Artık neredeyse aramızda Büyük Veri kavramı ile karşılaşmayanımız yoktur. Aynı solduğumuz oksijen gibi her an iç içe olmamıza rağmen tam anlamıyla nasıl çalıştığı hakkında pek azımız hariç fikir sahibi değiliz. Bu durumu daha nitelikli ifadelendirmek gerekirse Michio Kaku’dan yardım alabiliriz.
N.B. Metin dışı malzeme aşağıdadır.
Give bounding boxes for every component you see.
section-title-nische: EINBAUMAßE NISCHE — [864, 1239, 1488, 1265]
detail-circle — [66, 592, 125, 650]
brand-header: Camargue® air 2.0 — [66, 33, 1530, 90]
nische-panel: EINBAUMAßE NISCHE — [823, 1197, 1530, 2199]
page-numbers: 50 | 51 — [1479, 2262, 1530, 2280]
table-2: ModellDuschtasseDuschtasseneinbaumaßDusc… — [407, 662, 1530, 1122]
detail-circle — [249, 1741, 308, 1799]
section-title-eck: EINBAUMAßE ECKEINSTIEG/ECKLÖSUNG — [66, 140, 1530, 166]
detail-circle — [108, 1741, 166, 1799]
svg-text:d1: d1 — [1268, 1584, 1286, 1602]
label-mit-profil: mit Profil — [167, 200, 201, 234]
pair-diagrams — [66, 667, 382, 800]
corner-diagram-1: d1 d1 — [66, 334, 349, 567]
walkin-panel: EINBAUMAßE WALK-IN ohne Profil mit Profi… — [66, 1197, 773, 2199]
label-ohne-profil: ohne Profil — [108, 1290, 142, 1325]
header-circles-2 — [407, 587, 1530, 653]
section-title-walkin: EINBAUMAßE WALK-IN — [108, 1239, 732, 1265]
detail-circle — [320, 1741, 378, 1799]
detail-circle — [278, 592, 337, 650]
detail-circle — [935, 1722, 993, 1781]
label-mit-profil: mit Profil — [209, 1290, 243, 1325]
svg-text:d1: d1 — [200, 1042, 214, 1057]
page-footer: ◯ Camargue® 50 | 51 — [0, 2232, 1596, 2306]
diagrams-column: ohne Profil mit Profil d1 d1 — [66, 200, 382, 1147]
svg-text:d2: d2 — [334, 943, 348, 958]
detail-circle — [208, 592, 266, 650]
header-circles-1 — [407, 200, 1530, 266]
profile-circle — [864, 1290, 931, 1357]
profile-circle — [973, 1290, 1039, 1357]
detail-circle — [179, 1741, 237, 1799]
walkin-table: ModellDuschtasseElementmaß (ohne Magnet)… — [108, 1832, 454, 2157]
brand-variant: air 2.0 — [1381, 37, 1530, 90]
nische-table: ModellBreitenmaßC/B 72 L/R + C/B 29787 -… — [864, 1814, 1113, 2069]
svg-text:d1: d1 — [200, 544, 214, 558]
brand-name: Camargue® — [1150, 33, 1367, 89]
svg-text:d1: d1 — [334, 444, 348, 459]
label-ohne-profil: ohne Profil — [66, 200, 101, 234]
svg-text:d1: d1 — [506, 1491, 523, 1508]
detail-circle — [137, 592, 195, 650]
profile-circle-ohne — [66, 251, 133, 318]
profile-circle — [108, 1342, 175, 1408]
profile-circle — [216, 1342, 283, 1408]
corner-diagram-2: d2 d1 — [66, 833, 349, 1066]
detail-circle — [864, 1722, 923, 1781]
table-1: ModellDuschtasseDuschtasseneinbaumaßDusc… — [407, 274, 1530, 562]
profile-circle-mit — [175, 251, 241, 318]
Ünlü Fizikçi internet için “everywhere and nowhere” tabirini kullanıyordu. Aynı şeyi büyük veri için de söyleyebiliriz. Hem her yerde hem de o kadar aşinayız ki varlığı farkındalık düzeyimizin altında kaldığı için hiçbir yerde! Kısaca özetleyeceğimiz Büyük Veri İş Başında kitabında tıptan perakendeye, savunma sanayisinden eğlence sektörüne, sosyal medya devlerinden tarım sektörüne kadar büyük verinin nasıl kullanıldığı örneklerle anlatılıyor. Kitap bu yönüyle konu hakkında bilgi sahibi olmayıp fikir edinmek isteyenlere hitap ettiği gibi, bu şirketlerin büyük veriyi kullanırken yararlandıkları ileri teknoloji çözümlerini de hikayesine dahil etmesi nedeniyle teknoloji konusuna aşina olanlara da hitap ediyor.
Kitapta büyük veri çözümlerine yer verilen şirketlere kısaca göz atmak isterseniz; Walmart, Netflix, John Deere, LinkedIn, Palantir, BBC, Google, Amazon, CIA, Pentagon, Uber, Walt Disney, CERN de dahil olmak üzere 45 büyük veri çözümünün hangi problemi ortadan kaldırmak için kullanıldığını öğrenebilirsiniz. Birkaçına kısa değinmek gerekirse:
Walmart
Walmart mağazalarında büyük veri analizini bir adım öteye taşıyor ve anlık satış verilerinden gerçek zamanlı büyük veri analizi yaparak mağazaları izliyor. Bir Cadılar Bayramı’nda küçük kurabiyelerin satış rakamlarının takip edildiği ve analistlerin birkaç yerde bunların hiç satılmadığını fark ettikleri bir örneği hatırlıyorlar. Mağazalardaki satın alma ekibi uyarıldıktan sonra kurabiyelerin hiç raflara konulmadığı fark ediliyor. Basit ama etkili bir çözüm.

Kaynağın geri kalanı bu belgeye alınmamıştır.